German gridiron football player (born 1985)

Dereck Leonard Faulkner (born May 6, 1985) is an American former professional gridiron football wide receiver, business executive, leadership scholar, and nonprofit founder. He played college football for the Hampton Pirates and signed with the Philadelphia Eagles as an undrafted free agent in 2007.

Faulkner earned an MBA from George Washington University and a Ph.D. in Management from Case Western Reserve University's Weatherhead School of Management in 2025. He is the founder of the Athletes for Vets Foundation and has remained active in business, philanthropy, leadership research, and former-player advocacy.

Faulkner has also been a member of the BC Lions.

==Early life==
Faulkner grew up in Moorestown, New Jersey and played high school football at Moorestown High School, where he was a First-team All-State wide receiver. He also earned All-County, All-Conference Accolades as well as All-South Jersey Honors after catching 40 passes for 898 yards (22.5 avg) and nine touchdowns his senior season. Ranked the #1 wide receiver in Southern New Jersey. Super Prep rated him among the top 100 players on the East Coast. He chose Hampton University over the University of Iowa.

==College career==
Faulkner immediately earned playing time as a true freshman at the "X" receiver position. Despite playing behind current All-Pro Kick Returner current Houston Texans Jerome Mathis, Faulkner still finished second on the team with 20 receptions for 249 yards and 1 touchdown in 10 games.
17 of those catches resulted in first downs, with 12 of those coming on third down plays. A strained calf muscle limited Faulkner to 9 games in 2005. He still contributed to the team by pulling in 24 catches for 427 yards and 3 touchdowns, finishing third on the team, showing his prowess as the team clutch third-down receiver. He helped convert 12 third-down plays finishing with a total of 22 first down receptions. He suffered a broken right fibula during practice in the fourth week of the season and only played in 13 games over his last two seasons at Hampton. He finished his career with 74 catches for 1,011 yards.

==Professional career==

===Philadelphia Eagles===
After going undrafted in the 2007 NFL draft, Faulkner signed with the Philadelphia Eagles as an undrafted free agent on April 30, 2007. The signing brought the South Jersey native back to the Philadelphia area, where he had grown up following the Eagles.

Faulkner competed for a roster position at wide receiver during the Eagles' 2007 training camp and preseason under head coach Andy Reid. During camp, The Philadelphia Inquirer identified Faulkner as "the star of the morning practice" following one of the team's training sessions.

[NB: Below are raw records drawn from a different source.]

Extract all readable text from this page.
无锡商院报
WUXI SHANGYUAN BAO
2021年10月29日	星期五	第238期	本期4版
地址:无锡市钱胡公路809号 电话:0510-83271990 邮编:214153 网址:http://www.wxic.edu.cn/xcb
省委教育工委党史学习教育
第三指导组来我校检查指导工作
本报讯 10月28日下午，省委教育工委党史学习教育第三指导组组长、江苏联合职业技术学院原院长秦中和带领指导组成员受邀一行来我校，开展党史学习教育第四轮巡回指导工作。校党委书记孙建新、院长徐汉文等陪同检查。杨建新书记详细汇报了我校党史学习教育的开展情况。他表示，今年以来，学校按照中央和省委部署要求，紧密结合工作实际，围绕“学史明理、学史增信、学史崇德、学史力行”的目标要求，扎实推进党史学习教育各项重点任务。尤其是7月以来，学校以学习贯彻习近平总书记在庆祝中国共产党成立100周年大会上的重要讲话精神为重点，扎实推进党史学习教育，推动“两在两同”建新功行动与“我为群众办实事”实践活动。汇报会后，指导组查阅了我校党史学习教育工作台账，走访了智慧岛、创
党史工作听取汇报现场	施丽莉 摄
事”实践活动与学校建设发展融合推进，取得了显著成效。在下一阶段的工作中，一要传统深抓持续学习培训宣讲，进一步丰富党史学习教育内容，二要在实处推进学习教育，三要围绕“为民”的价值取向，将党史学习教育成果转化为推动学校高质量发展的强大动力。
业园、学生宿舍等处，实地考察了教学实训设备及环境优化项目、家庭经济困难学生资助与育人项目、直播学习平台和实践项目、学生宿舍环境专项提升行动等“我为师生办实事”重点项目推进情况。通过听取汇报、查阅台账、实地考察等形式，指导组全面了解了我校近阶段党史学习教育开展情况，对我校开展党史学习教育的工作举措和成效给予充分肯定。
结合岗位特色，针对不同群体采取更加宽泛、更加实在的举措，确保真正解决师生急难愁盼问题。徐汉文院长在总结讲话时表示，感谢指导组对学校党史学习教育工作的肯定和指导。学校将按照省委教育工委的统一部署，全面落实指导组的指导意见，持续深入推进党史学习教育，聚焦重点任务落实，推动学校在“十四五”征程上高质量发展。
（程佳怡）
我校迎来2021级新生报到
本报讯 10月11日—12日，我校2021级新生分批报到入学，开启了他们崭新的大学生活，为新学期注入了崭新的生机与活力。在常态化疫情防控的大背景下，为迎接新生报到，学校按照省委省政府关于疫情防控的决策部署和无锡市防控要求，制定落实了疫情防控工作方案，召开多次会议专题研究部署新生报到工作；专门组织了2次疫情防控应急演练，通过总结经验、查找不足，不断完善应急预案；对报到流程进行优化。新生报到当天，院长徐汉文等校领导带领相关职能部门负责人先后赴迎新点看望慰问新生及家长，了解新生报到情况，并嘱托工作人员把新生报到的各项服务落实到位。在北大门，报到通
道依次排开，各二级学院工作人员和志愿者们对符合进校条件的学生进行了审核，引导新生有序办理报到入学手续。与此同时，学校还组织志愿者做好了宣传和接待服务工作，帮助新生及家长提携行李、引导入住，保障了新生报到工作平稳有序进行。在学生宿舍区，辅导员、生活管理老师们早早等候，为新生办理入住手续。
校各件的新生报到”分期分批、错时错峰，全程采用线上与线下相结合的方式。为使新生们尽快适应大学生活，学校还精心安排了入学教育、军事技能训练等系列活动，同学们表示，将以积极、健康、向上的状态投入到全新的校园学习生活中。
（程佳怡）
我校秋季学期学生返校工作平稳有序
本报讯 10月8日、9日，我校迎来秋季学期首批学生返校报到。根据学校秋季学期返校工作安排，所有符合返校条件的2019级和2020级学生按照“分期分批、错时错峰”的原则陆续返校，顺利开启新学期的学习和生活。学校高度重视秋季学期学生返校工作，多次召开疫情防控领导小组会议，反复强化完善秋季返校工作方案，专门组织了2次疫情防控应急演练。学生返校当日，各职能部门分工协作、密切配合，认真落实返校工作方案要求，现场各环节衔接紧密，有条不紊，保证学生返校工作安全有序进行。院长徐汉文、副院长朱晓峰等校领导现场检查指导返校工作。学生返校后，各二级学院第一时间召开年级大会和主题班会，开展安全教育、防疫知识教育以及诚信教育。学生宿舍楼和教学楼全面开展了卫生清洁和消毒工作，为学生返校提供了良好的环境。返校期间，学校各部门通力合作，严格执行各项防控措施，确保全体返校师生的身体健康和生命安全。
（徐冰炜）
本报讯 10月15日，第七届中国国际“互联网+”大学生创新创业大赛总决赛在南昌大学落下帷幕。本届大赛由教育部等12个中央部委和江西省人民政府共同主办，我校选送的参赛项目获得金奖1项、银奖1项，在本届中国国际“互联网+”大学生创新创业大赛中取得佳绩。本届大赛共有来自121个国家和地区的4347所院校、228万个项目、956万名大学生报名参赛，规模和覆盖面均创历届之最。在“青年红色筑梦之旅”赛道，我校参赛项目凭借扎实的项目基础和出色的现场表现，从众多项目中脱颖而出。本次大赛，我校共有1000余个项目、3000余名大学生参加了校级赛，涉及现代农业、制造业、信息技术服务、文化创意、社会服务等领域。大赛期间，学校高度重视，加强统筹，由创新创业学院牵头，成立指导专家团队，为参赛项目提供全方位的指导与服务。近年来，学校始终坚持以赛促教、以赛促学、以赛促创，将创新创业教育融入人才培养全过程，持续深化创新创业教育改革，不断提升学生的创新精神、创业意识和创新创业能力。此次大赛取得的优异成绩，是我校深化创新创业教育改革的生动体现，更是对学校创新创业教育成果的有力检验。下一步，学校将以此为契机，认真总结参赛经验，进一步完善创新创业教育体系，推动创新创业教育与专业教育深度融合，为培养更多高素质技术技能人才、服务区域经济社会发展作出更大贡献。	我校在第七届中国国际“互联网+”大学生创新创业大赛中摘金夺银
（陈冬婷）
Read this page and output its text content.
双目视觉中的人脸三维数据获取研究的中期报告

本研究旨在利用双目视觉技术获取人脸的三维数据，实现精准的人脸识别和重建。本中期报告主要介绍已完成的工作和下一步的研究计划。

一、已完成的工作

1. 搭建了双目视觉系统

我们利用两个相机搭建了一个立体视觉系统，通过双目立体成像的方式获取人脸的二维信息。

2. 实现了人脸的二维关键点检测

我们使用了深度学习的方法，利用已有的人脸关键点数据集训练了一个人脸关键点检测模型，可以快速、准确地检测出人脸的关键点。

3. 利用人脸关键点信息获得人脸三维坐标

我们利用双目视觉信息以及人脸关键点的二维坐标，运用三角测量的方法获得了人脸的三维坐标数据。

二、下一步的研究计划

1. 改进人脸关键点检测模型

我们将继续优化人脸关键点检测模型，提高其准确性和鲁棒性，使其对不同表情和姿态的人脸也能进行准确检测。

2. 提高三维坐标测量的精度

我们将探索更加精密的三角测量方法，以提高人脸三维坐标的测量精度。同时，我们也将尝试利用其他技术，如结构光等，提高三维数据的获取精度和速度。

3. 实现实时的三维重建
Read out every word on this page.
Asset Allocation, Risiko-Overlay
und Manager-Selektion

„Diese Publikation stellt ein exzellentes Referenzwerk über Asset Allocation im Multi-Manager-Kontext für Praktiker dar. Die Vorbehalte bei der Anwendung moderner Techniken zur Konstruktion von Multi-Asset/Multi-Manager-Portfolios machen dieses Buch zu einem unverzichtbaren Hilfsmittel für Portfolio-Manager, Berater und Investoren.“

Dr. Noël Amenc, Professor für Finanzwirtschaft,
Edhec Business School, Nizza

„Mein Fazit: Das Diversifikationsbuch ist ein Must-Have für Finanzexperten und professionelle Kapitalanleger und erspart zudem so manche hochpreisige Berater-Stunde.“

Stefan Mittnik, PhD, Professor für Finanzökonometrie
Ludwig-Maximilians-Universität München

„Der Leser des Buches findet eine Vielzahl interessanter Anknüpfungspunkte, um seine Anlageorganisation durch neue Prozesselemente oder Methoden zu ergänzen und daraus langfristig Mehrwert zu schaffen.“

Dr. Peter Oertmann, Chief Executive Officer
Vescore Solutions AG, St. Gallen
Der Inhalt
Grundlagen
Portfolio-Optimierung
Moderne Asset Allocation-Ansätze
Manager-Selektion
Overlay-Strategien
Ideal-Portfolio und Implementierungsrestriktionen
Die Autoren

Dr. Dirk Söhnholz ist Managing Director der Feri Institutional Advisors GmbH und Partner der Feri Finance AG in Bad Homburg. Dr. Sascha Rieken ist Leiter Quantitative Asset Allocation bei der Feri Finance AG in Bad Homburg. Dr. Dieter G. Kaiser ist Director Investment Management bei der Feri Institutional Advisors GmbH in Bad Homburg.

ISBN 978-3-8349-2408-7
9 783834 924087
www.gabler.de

Former Eagles All-Pro wide receiver Mike Quick, a longtime family friend and mentor, played an influential role in Faulkner's development as a wide receiver and his pursuit of professional football.

===British Columbia Lions===
Faulkner was signed by the BC Lions on April 8, 2009.

==Personal==

Faulkner earned a bachelor's degree in Business Management from Hampton University, an MBA from George Washington University, and a Ph.D. in Management from Case Western Reserve University's Weatherhead School of Management. His father played college football as a linebacker at Virginia State University. Following his playing career, Faulkner remained active in former-player leadership and advocacy. He was elected president of the National Football League Players Association (NFLPA) Former Players New York/New Jersey Chapter and was also elected to serve on the NFLPA Former Player Advisory Board, representing the interests and concerns of former NFL players.

Faulkner is a member of Omega Psi Phi, having been initiated through the Gamma Epsilon chapter at Hampton University.